August 16, 2022
As part of the Columbia Graduate School of Architecture, Preservation, and Planning’s (GSAPP) summer 2022 workshop series, the Natural Materials Lab directed by Assistant Professor Lola Ben-Alon hosted a two-week workshop titled The Farm to Building Project: Design/Build Using Raw Earth Construction on Columbia University’s Lamont-Doherty Earth Observatory Campus in Palisades, New York. The workshop was led by Ben-Alon and Tommy Schaperkotter, Adjunct Assistant Professor at GSAPP, and included participation from students across Columbia GSAPP’s programs. Together, they designed, detailed, documented, and constructed a small-scale installation.
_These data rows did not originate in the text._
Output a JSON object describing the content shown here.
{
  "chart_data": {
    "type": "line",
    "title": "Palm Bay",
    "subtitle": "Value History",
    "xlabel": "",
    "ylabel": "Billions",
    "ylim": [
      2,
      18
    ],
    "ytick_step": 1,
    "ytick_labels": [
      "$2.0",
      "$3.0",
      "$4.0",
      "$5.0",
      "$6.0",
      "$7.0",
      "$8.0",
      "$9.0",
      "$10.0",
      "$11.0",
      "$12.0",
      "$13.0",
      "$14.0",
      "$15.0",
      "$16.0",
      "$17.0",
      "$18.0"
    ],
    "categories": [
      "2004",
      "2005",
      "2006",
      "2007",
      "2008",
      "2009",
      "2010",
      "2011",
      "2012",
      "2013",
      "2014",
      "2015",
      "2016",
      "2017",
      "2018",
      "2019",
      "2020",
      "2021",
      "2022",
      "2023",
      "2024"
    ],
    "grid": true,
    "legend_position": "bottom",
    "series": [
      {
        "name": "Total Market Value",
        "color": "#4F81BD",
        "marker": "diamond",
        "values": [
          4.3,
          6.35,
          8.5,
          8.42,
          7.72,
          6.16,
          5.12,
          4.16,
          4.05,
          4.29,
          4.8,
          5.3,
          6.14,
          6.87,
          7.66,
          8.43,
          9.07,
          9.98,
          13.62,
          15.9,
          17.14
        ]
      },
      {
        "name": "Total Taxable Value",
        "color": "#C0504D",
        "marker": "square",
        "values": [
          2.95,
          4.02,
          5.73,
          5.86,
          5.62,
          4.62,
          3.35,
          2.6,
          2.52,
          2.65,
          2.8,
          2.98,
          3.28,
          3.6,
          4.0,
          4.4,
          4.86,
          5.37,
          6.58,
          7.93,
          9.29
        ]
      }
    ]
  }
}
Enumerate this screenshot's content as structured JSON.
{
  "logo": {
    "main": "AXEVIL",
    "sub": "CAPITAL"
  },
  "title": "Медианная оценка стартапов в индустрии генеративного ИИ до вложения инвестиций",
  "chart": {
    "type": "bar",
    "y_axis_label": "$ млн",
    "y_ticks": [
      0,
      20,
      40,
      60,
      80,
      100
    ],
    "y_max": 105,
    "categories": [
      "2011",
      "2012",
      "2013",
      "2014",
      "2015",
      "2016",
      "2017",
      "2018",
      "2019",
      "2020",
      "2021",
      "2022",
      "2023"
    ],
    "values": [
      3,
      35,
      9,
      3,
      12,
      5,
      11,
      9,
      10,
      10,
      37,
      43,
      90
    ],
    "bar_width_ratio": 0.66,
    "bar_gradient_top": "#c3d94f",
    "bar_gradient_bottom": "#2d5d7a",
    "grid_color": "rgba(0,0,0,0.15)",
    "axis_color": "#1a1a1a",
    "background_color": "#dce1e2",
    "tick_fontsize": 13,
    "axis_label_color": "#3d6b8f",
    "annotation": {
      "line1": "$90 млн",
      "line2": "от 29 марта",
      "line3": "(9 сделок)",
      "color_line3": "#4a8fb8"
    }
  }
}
Using Raw and Natural Earth Materials in Construction
Design disciplines are today entangled by both determination and determinism stemming from the scale and severity of the environmental destruction caused by our professions, and concurrent appeals for ecological transformation requested of them. We are motivated to act, yet often paralyzed by the confluence of competing agendas, shifting metrics, and market forces that create incongruous philosophies of sustainability. This workshop offered students a chance to confront and question these conditions of architectural education by studying terrestrial processes of material extraction, raw earthen construction, and human labor.
Structures of raw earth, built without cement or synthetic stabilizers, have the potential to minimize embodied fuel and carbon emissions from chemical, industrial, and thermal processing. Indeed, raw earth construction mixtures, often mixed with crop by-products and living additives to gain structural integrity, can be adapted to local geophysical and thermal environments. This adaptation may be termed Farm to Building: a holistic interrogation of environmental, social, and economic sustainability of a building process, not merely a building product. This analysis reveals earthen building processes — contemporary versions of ancient knowledge — to be promising components of climate-friendly design that require further exploration and demonstration.
By implementing Farm to Building materials and techniques, this project catalyzes the following inquiries: How might we rethink the act of building by not only consciously confronting ecological extraction and the capabilities of human labor, but by designing the means to ameliorate harmful effects of these metabolic flows? In doing so, can we see buildings and their construction materials not as static assemblages, frozen in time, but as unending flows of matter and energy?